Le Groupe de viticulture de la Mission biologique de Galice, un centre du Conseil national de la recherche espagnol, dirige cette recherche parrainée par la Fondation Juana de Vega et soutenue par l’APAG, l’Association des producteurs d’olives et d’huile d’olive de Galice.
Le Groupe est chargé des activités liées aux aspects scientifiques et technologiques de la viticulture et, depuis 2012, de l’oléiculture galicienne.
Ses premières recherches ont confirmé l’existence de deux variétés d’olivier autochtones, la Brava Gallega et la Mansa Gallega, qui ont été reconnues en 2017 et inscrites au Registre espagnol des variétés d’olivier présentant un intérêt commercial et, par conséquent, dans les catalogues et la base de données des variétés végétales de l’UE. Cela a permis leur plantation, la production d’olives et d’huile, ainsi que leur mention sur les étiquettes des produits.
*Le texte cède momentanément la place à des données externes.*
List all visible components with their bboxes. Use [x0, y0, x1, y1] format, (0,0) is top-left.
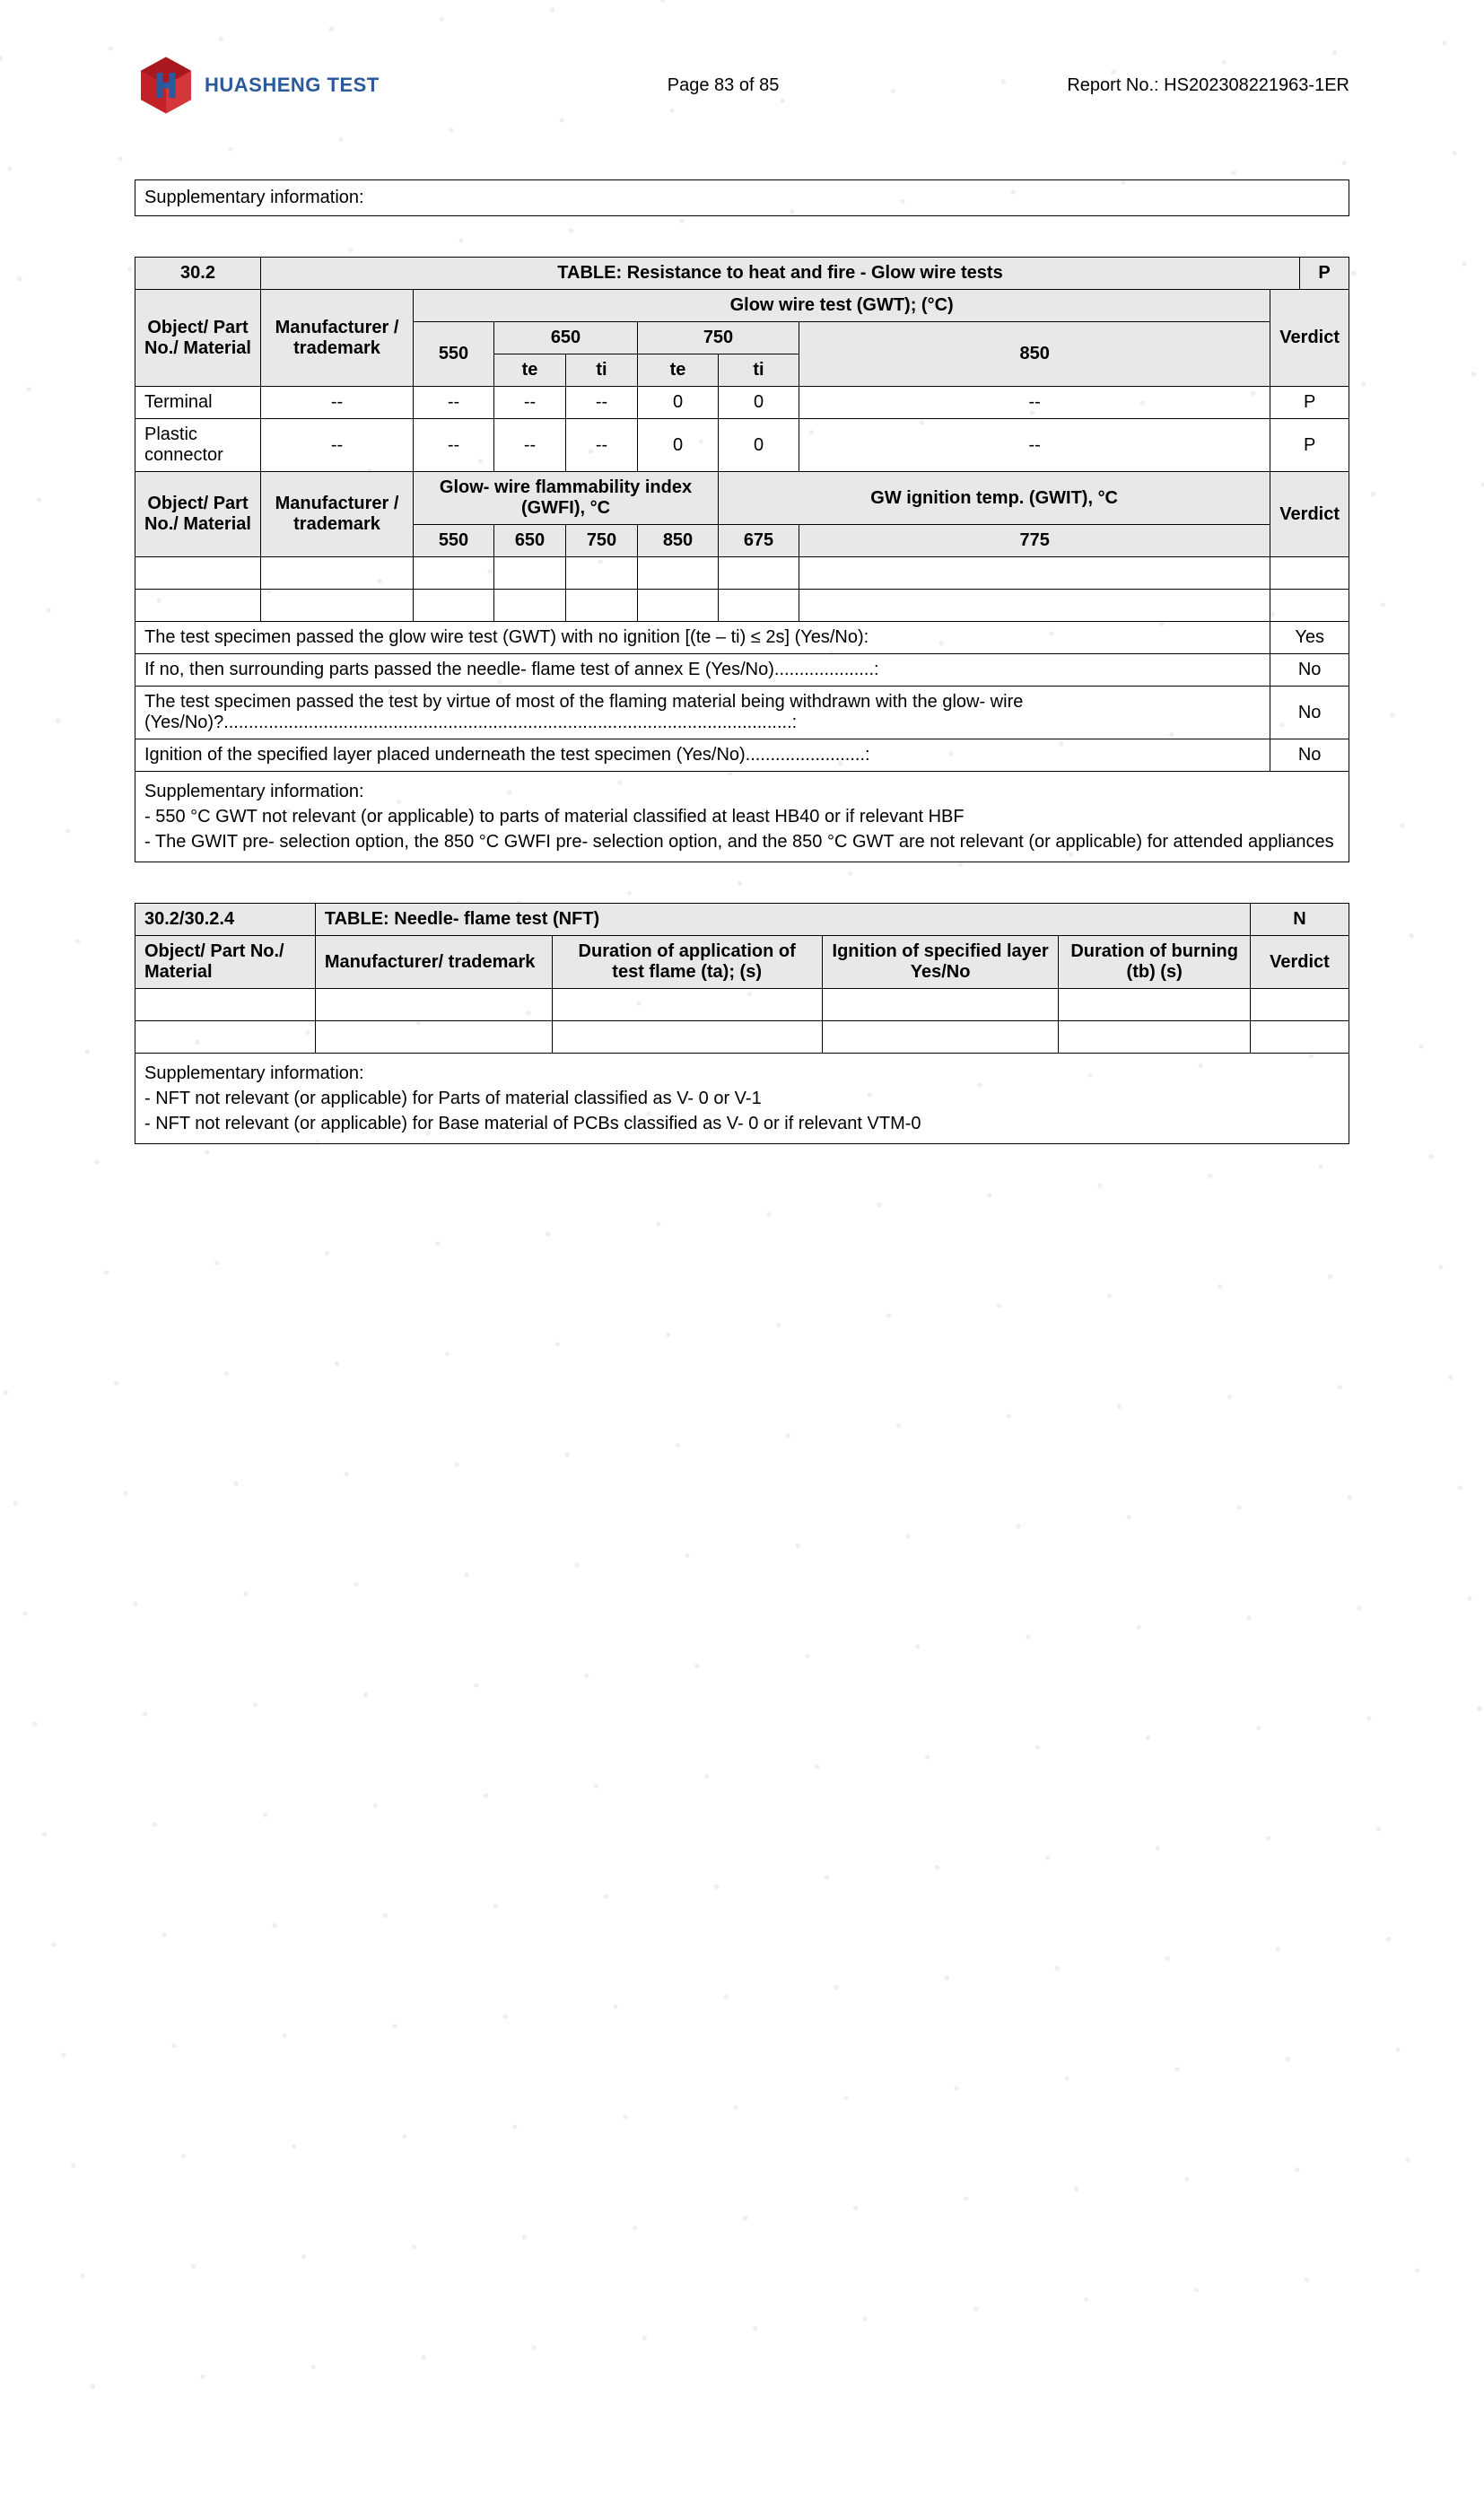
clause-cell2: 30.2/30.2.4 — [144, 909, 234, 929]
question: The test specimen passed the test by vir… — [135, 687, 1270, 739]
hdr-object3: Object/ Part No./ Material — [144, 941, 284, 982]
table-title: TABLE: Resistance to heat and fire - Glo… — [557, 263, 1002, 283]
cell: -- — [566, 387, 638, 419]
glow-wire-table: 30.2 TABLE: Resistance to heat and fire … — [135, 257, 1349, 772]
page-number: Page 83 of 85 — [668, 75, 780, 96]
hdr-dur-app: Duration of application of test flame (t… — [579, 941, 796, 982]
report-number: Report No.: HS202308221963-1ER — [1067, 75, 1349, 96]
supp-line: - 550 °C GWT not relevant (or applicable… — [144, 807, 965, 827]
table-verdict2: N — [1293, 909, 1305, 929]
hdr-ign: Ignition of specified layer Yes/No — [833, 941, 1049, 982]
col-550: 550 — [439, 344, 468, 363]
answer: No — [1270, 739, 1349, 772]
page-header: HUASHENG TEST Page 83 of 85 Report No.: … — [135, 54, 1349, 117]
question: If no, then surrounding parts passed the… — [135, 654, 1270, 687]
hdr-manuf2: Manufacturer / trademark — [275, 494, 399, 534]
supp-line: - NFT not relevant (or applicable) for B… — [144, 1114, 921, 1133]
gwfi-850: 850 — [663, 530, 693, 550]
hdr-gwfi: Glow- wire flammability index (GWFI), °C — [440, 477, 692, 518]
col-ti: ti — [596, 360, 607, 380]
col-750: 750 — [703, 328, 733, 347]
answer: No — [1270, 687, 1349, 739]
cell: -- — [799, 387, 1270, 419]
cell: -- — [414, 419, 494, 472]
cell: Terminal — [135, 387, 261, 419]
cell: Plastic connector — [135, 419, 261, 472]
supp-title: Supplementary information: — [144, 782, 364, 801]
cell: -- — [566, 419, 638, 472]
question: Ignition of the specified layer placed u… — [135, 739, 1270, 772]
hdr-dur-burn: Duration of burning (tb) (s) — [1070, 941, 1238, 982]
question: The test specimen passed the glow wire t… — [135, 622, 1270, 654]
col-te: te — [522, 360, 538, 380]
cell: -- — [799, 419, 1270, 472]
hdr-gwt: Glow wire test (GWT); (°C) — [730, 295, 954, 315]
cell: 0 — [719, 419, 799, 472]
table-row — [135, 557, 1349, 590]
logo-block: HUASHENG TEST — [135, 54, 380, 117]
cell: -- — [494, 419, 566, 472]
clause-cell: 30.2 — [180, 263, 215, 283]
table-title2: TABLE: Needle- flame test (NFT) — [325, 909, 599, 929]
hdr-object2: Object/ Part No./ Material — [144, 494, 251, 534]
hdr-verdict: Verdict — [1279, 328, 1340, 347]
col-850: 850 — [1019, 344, 1049, 363]
col-ti2: ti — [753, 360, 764, 380]
supp-title2: Supplementary information: — [144, 1063, 364, 1083]
supp-line: - The GWIT pre- selection option, the 85… — [144, 832, 1334, 852]
col-te2: te — [670, 360, 686, 380]
supplementary-notes-1: Supplementary information: - 550 °C GWT … — [135, 772, 1349, 862]
answer: Yes — [1270, 622, 1349, 654]
gwfi-650: 650 — [515, 530, 545, 550]
table-row — [135, 989, 1349, 1021]
hdr-gwit: GW ignition temp. (GWIT), °C — [870, 488, 1118, 508]
gwit-675: 675 — [744, 530, 773, 550]
table-row — [135, 590, 1349, 622]
supplementary-notes-2: Supplementary information: - NFT not rel… — [135, 1054, 1349, 1144]
table-row: Terminal -- -- -- -- 0 0 -- P — [135, 387, 1349, 419]
cell: -- — [261, 419, 414, 472]
logo-icon — [135, 54, 197, 117]
hdr-object: Object/ Part No./ Material — [144, 318, 251, 358]
cell: P — [1270, 419, 1349, 472]
hdr-verdict3: Verdict — [1270, 952, 1330, 972]
cell: 0 — [638, 419, 719, 472]
cell: -- — [261, 387, 414, 419]
brand-name: HUASHENG TEST — [205, 74, 380, 97]
supp-line: - NFT not relevant (or applicable) for P… — [144, 1089, 762, 1108]
hdr-manuf3: Manufacturer/ trademark — [325, 952, 536, 972]
table-verdict: P — [1318, 263, 1330, 283]
gwit-775: 775 — [1019, 530, 1049, 550]
hdr-manuf: Manufacturer / trademark — [275, 318, 399, 358]
supplementary-top: Supplementary information: — [135, 179, 1349, 216]
table-row: Plastic connector -- -- -- -- 0 0 -- P — [135, 419, 1349, 472]
answer: No — [1270, 654, 1349, 687]
needle-flame-table: 30.2/30.2.4 TABLE: Needle- flame test (N… — [135, 903, 1349, 1054]
col-650: 650 — [551, 328, 581, 347]
hdr-verdict2: Verdict — [1279, 504, 1340, 524]
cell: -- — [494, 387, 566, 419]
gwfi-750: 750 — [587, 530, 616, 550]
cell: 0 — [719, 387, 799, 419]
cell: P — [1270, 387, 1349, 419]
table-row — [135, 1021, 1349, 1054]
cell: -- — [414, 387, 494, 419]
cell: 0 — [638, 387, 719, 419]
gwfi-550: 550 — [439, 530, 468, 550]
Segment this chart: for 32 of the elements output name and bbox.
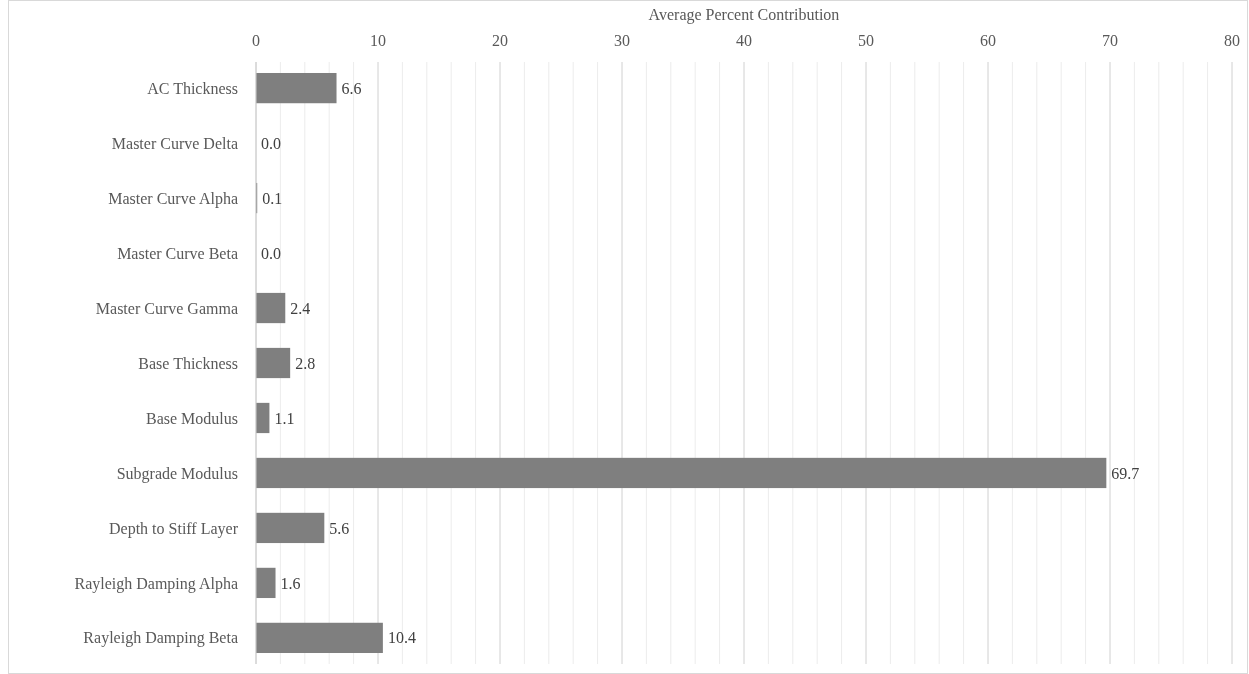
y-tick-label: Subgrade Modulus <box>116 464 238 483</box>
data-label: 0.1 <box>262 189 283 207</box>
x-tick-label: 30 <box>614 32 630 49</box>
data-label: 5.6 <box>329 519 350 537</box>
data-label: 0.0 <box>261 244 281 262</box>
y-tick-label: Master Curve Beta <box>117 244 238 262</box>
data-label: 0.0 <box>261 134 281 152</box>
data-label: 10.4 <box>387 629 416 647</box>
y-tick-label: Base Thickness <box>138 354 238 372</box>
data-label: 2.8 <box>295 354 316 372</box>
x-tick-label: 0 <box>252 32 260 49</box>
x-tick-label: 40 <box>736 32 752 49</box>
x-tick-label: 20 <box>492 32 508 49</box>
y-tick-label: Rayleigh Damping Beta <box>83 629 238 648</box>
x-tick-label: 50 <box>858 32 874 49</box>
x-tick-label: 10 <box>370 32 386 49</box>
x-tick-label: 70 <box>1102 32 1118 49</box>
data-label: 6.6 <box>341 79 362 97</box>
x-axis-title: Average Percent Contribution <box>648 6 840 24</box>
data-label: 2.4 <box>290 299 311 317</box>
y-tick-label: Rayleigh Damping Alpha <box>74 574 238 593</box>
data-label: 69.7 <box>1111 464 1140 482</box>
x-tick-label: 60 <box>980 32 996 49</box>
data-label: 1.6 <box>280 574 301 592</box>
y-tick-label: Depth to Stiff Layer <box>108 519 239 538</box>
y-tick-label: Master Curve Delta <box>111 134 238 152</box>
x-tick-label: 80 <box>1224 32 1240 49</box>
y-tick-label: AC Thickness <box>147 79 238 97</box>
y-tick-label: Base Modulus <box>146 409 238 427</box>
data-label: 1.1 <box>274 409 295 427</box>
y-tick-label: Master Curve Gamma <box>95 299 238 317</box>
y-tick-label: Master Curve Alpha <box>108 189 238 208</box>
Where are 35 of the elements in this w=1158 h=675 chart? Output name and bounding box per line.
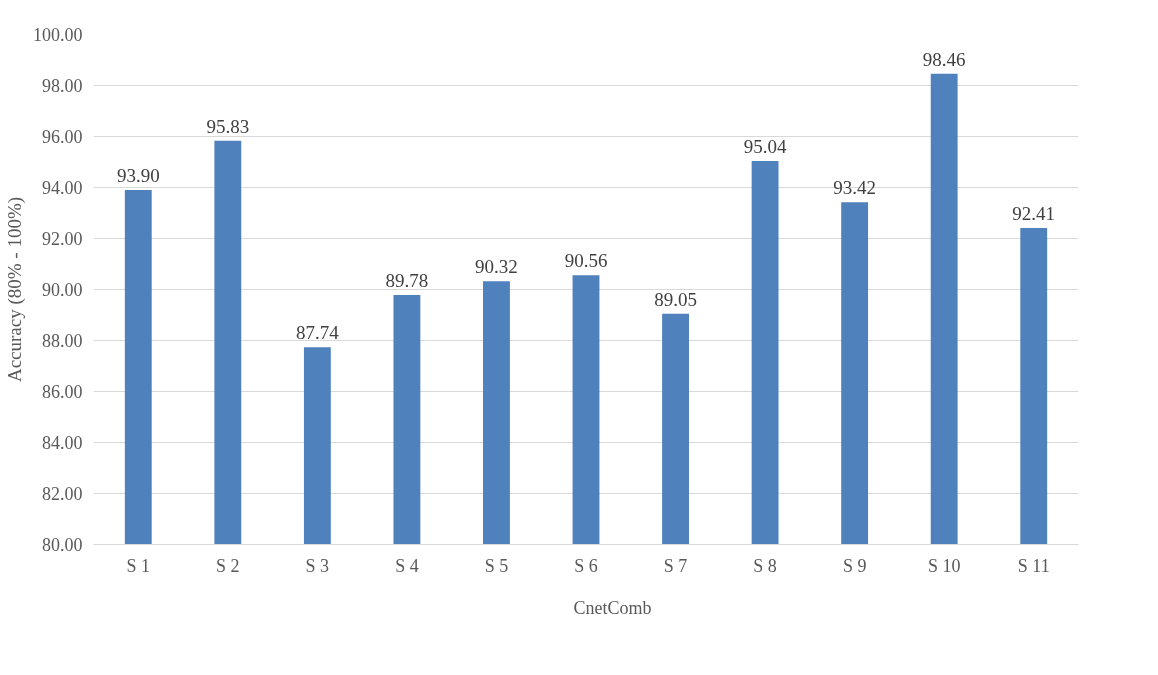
x-tick-label: S 5 bbox=[484, 555, 509, 576]
x-tick-label: S 2 bbox=[216, 555, 240, 576]
y-tick-label: 98.00 bbox=[42, 76, 83, 96]
y-tick-label: 100.00 bbox=[33, 25, 83, 45]
x-tick-label: S 10 bbox=[927, 555, 961, 576]
y-axis-title: Accuracy (80% - 100%) bbox=[4, 196, 26, 383]
y-tick-label: 84.00 bbox=[42, 433, 83, 453]
y-tick-label: 94.00 bbox=[42, 178, 83, 198]
text: CnetComb bbox=[573, 597, 652, 619]
y-tick-label: 88.00 bbox=[42, 331, 83, 351]
x-tick-label: S 8 bbox=[753, 555, 777, 576]
x-tick-label: S 6 bbox=[574, 555, 598, 576]
data-label: 90.56 bbox=[564, 250, 608, 272]
data-label: 89.05 bbox=[654, 288, 697, 310]
data-label: 93.42 bbox=[833, 177, 877, 199]
x-tick-label: S 7 bbox=[663, 555, 688, 576]
data-label: 87.74 bbox=[295, 322, 340, 344]
y-tick-label: 82.00 bbox=[42, 484, 83, 504]
y-tick-label: 92.00 bbox=[42, 229, 83, 249]
data-label: 95.83 bbox=[206, 115, 250, 137]
data-label: 95.04 bbox=[743, 135, 787, 157]
data-label: 93.90 bbox=[116, 165, 160, 187]
data-label: 98.46 bbox=[922, 48, 966, 70]
data-label: 89.78 bbox=[385, 270, 429, 292]
x-tick-label: S 4 bbox=[395, 555, 419, 576]
y-tick-label: 86.00 bbox=[42, 382, 83, 402]
y-tick-label: 90.00 bbox=[42, 280, 83, 300]
x-tick-label: S 11 bbox=[1017, 555, 1050, 576]
y-tick-label: 96.00 bbox=[42, 127, 83, 147]
data-label: 92.41 bbox=[1012, 203, 1056, 225]
x-tick-label: S 3 bbox=[305, 555, 330, 576]
x-tick-label: S 1 bbox=[126, 555, 151, 576]
x-tick-label: S 9 bbox=[842, 555, 867, 576]
y-tick-label: 80.00 bbox=[42, 535, 83, 555]
data-label: 90.32 bbox=[475, 256, 518, 278]
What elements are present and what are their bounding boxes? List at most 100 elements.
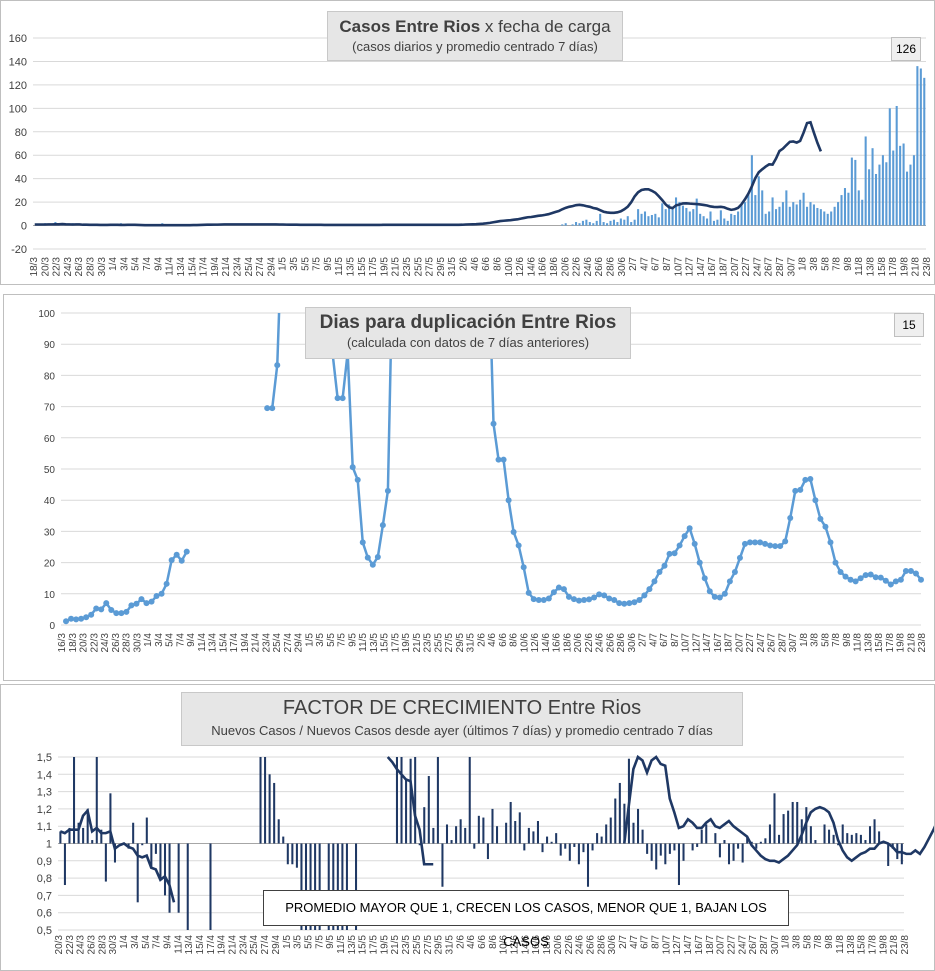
doubling-point: [807, 475, 814, 482]
growth-x-tick-label: 7/8: [813, 935, 824, 949]
growth-bar: [486, 843, 489, 860]
doubling-point: [490, 420, 497, 427]
doubling-x-tick-label: 17/8: [885, 633, 896, 653]
cases-x-tick-label: 25/5: [413, 257, 424, 277]
growth-x-tick-label: 5/5: [303, 935, 314, 949]
cases-bar: [630, 222, 633, 226]
cases-bar: [909, 164, 912, 226]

« Nous avons décrit leurs profils ADN et leurs caractéristiques conformément au code UPOV existant pour Olea europea et disposons de certaines données sur leurs traits organoleptiques et l’analyse de leurs huiles, mais nous avons besoin d’évaluations à long terme des oliviers et de l’influence des conditions météorologiques annuelles pour tirer des conclusions rigoureuses et fiables sur les particularités de chaque variété d’olive », a déclaré María del Carmen Martínez, responsable du groupe.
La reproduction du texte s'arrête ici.